When I was growing up my grandmother would work in the garden, come spring time people would walk past and stop to admire the snapdragon flowers in our front yard. My mother makes wedding dresses and my father casually plays the keyboard.
The point I am trying to make is these ‘works of expression’ that we all do are important even if it is a small daily act or (in Hamilton’s case) something as a dramatic as a potential career change. As he describes why he makes music:
“In here, I can be me, I can be vulnerable, I can show a side of me that people don’t get to see”
There is some truth in that with all avenues of creativity that we choose to pursue for ourselves. So why is it that some of us are more comfortable in pursuing avenues and outlets of creativity while others just shy away?
Inhibitors of Creativity
For those of us who have had to really put ourselves out there (sometimes not by choice), initially some of the biggest challenges are those that come from within ourselves.
It’s the concern or worry of what others will think of our work, which cause us to second guess ourselves. The fear of rejection, which freezes us from taking action. It’s conforming to what is expected of us, which changes our approach and ultimately what we deliver. But once we are able to get over such hurdles and work outside of what we considered to be safe; the rewards don’t come instantly but they will come and are worth while in the long term.

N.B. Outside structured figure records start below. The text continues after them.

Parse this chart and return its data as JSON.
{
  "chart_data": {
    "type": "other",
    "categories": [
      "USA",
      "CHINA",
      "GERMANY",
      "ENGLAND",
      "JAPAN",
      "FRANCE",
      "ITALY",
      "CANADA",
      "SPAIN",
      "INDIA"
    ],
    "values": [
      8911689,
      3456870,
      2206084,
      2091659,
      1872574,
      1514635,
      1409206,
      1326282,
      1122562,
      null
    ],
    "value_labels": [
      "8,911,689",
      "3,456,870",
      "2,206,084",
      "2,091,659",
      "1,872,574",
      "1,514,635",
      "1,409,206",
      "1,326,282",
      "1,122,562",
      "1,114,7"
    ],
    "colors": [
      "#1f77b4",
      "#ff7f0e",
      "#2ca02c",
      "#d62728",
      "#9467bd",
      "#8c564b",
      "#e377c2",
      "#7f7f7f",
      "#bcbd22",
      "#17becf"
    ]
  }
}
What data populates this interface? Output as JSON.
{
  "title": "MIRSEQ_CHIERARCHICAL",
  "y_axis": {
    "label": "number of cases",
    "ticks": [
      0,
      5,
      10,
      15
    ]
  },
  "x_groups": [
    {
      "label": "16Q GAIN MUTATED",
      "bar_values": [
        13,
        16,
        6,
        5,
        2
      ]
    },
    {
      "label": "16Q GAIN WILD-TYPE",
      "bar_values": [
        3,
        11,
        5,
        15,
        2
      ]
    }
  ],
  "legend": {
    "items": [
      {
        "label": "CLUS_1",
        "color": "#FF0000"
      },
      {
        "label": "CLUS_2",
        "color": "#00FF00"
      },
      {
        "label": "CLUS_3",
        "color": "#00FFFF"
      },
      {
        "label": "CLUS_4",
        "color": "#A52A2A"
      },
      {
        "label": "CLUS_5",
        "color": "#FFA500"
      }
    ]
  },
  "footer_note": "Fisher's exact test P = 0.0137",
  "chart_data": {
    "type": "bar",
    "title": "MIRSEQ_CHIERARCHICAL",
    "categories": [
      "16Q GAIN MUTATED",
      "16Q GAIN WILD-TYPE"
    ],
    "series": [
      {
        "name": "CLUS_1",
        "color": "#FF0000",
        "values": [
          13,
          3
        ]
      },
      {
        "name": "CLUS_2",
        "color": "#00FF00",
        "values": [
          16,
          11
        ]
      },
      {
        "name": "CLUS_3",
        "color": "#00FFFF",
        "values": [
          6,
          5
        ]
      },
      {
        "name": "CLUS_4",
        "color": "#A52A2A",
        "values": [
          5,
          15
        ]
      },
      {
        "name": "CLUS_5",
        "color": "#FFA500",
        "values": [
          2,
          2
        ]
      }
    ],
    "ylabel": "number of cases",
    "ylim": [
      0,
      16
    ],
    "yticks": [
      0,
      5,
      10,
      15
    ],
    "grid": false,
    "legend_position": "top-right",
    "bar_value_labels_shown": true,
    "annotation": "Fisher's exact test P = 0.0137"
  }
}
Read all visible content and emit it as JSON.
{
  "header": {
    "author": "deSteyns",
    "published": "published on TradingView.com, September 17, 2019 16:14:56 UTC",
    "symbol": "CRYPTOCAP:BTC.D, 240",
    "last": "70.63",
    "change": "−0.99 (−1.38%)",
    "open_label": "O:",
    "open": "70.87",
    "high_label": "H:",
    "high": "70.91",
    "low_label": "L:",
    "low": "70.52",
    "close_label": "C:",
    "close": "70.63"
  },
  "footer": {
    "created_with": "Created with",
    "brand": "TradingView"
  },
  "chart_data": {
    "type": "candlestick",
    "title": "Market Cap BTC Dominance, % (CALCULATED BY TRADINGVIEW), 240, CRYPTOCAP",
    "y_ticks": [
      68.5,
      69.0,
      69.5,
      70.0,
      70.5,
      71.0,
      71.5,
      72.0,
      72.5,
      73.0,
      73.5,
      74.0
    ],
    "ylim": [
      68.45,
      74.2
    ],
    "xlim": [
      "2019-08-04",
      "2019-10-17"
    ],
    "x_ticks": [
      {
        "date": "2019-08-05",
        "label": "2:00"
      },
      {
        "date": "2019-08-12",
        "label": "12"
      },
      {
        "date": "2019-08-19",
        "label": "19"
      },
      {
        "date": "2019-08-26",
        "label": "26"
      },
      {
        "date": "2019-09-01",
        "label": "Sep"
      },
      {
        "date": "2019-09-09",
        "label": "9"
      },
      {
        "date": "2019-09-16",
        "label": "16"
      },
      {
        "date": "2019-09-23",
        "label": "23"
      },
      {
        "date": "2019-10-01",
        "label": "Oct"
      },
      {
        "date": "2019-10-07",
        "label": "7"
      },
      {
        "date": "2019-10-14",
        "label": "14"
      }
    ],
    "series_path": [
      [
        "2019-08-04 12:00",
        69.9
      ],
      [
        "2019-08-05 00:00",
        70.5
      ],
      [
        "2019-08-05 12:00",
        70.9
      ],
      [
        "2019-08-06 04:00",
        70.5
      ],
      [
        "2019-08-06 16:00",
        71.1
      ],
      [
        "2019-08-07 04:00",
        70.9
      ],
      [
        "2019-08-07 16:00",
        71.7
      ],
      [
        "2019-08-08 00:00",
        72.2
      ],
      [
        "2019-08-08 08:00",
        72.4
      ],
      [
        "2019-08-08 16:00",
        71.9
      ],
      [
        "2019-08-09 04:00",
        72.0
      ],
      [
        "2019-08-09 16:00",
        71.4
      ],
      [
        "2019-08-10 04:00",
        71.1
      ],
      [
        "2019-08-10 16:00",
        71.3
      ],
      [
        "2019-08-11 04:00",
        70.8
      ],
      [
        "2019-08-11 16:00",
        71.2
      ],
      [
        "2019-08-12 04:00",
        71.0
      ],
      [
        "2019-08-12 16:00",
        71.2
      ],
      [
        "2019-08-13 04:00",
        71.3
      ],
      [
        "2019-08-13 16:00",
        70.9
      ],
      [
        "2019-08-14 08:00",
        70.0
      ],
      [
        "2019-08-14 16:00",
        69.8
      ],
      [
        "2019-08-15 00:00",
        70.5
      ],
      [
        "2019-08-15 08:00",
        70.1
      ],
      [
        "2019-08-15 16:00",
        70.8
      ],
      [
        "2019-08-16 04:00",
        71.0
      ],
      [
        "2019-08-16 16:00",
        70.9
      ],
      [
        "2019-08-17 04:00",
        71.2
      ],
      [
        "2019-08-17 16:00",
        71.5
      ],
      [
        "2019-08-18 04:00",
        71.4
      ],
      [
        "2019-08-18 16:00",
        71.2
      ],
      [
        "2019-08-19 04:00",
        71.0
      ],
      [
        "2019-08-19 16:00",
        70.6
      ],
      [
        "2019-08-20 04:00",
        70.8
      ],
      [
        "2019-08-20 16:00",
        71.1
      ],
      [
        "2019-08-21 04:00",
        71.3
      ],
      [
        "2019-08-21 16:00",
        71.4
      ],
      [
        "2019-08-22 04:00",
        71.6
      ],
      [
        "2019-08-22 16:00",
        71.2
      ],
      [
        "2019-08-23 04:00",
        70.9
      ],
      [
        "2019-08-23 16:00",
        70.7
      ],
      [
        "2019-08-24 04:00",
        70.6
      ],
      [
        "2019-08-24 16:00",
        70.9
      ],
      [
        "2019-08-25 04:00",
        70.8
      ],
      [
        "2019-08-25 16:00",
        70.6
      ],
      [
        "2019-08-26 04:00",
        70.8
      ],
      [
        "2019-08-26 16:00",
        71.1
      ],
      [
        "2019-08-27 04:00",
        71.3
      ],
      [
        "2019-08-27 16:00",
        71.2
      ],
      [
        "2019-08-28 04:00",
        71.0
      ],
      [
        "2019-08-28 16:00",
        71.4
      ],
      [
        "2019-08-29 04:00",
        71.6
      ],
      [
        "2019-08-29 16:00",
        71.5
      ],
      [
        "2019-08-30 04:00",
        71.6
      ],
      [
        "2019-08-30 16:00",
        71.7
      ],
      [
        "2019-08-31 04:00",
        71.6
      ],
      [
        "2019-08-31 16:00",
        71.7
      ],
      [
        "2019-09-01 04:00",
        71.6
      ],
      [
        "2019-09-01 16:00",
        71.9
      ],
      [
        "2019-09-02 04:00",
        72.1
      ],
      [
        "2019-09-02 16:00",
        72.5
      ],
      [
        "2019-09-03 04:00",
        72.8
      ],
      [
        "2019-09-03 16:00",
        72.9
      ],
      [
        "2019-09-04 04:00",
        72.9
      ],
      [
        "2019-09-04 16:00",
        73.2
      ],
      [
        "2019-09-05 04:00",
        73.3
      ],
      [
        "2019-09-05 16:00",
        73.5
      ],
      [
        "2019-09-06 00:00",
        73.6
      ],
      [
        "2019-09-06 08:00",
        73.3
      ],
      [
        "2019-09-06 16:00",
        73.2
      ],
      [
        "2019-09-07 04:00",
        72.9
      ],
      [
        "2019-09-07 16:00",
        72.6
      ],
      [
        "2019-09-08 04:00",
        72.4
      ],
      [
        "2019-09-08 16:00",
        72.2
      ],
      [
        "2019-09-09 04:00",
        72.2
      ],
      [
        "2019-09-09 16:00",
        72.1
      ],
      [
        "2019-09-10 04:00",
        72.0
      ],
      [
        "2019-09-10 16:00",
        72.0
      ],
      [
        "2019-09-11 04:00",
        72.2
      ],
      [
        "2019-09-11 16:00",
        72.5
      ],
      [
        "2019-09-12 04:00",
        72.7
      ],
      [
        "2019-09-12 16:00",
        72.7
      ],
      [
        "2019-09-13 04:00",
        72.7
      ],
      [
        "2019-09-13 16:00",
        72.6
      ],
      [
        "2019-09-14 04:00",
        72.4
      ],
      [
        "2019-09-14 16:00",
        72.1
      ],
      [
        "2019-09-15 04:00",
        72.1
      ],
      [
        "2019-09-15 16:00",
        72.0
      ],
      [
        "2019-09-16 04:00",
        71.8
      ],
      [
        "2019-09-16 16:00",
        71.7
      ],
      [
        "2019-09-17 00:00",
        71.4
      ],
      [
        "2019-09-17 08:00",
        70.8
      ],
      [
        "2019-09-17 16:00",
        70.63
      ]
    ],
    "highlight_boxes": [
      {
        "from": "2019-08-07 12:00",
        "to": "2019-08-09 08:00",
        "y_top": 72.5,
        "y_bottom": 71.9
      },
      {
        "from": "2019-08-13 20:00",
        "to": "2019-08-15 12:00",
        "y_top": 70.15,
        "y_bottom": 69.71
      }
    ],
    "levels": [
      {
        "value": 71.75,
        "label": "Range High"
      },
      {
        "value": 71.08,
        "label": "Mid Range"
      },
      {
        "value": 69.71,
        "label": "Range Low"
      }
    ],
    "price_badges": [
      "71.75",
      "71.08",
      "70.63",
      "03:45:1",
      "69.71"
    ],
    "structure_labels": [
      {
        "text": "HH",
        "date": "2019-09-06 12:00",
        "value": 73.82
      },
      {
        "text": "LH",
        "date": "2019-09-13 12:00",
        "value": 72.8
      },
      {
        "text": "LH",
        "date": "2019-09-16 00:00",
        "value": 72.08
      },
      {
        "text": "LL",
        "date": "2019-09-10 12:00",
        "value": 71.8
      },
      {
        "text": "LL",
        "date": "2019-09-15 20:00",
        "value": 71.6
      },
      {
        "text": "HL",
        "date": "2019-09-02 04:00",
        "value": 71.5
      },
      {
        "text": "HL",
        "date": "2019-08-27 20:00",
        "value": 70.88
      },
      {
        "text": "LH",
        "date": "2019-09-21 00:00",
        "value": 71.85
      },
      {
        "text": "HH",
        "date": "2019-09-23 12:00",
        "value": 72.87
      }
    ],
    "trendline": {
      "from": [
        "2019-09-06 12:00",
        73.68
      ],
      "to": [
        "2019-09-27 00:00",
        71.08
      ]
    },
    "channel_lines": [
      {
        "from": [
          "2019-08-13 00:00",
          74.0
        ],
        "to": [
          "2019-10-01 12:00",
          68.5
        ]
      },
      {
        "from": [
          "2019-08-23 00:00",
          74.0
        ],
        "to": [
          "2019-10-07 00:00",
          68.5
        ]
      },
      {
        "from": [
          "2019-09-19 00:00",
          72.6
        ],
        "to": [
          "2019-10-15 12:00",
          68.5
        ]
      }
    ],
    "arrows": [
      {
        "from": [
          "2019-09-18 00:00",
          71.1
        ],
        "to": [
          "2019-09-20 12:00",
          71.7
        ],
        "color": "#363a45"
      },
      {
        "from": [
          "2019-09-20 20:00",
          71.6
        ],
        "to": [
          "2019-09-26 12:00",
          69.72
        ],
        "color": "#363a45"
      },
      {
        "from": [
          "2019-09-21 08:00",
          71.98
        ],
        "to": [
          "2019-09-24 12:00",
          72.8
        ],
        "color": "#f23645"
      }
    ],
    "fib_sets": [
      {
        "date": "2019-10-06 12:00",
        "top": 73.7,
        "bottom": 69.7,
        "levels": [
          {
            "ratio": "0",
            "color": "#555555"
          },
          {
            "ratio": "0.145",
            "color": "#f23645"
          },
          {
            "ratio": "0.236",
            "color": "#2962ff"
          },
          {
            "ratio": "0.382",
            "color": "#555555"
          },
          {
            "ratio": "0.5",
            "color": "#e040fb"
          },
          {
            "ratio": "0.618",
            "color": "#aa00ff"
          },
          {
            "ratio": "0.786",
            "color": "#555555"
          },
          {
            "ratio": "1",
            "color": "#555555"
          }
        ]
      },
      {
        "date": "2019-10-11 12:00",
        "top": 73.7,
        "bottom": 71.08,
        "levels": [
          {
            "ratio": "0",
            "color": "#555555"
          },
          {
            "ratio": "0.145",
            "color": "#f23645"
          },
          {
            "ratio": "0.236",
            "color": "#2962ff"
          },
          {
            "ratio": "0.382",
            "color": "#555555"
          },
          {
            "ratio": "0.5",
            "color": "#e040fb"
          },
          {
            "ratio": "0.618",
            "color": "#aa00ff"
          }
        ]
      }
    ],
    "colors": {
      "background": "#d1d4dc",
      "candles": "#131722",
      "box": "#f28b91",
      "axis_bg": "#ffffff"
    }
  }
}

Anyone who is able to get past these limiting inhibitors will have a unique mindset. A mindset that provides a source of encouragement to those around them, they are influencers, an asset within the workplace and become drivers for change.
As an example business innovation would not happen without such a mindset.
Innovation within Business
There are some great resources available on business innovation from books, podcasts and MOOC’s . These will give you the 1,2,3 steps of innovation from; how you ask the right questions, identifying new frames, incubating new processes etc.
But because innovation relies on the confidence of your own ideas and your ability to challenge the status quo. How effective you are in the execution of these steps are heavily dependent on your mindset.
The good news is that you are already working on your mindset through daily acts or more elaborate extra curricula activities (examples given earlier), it’s just that we don’t normally associate them with being creative or bold and leading with confidence.
We just need to make the connection.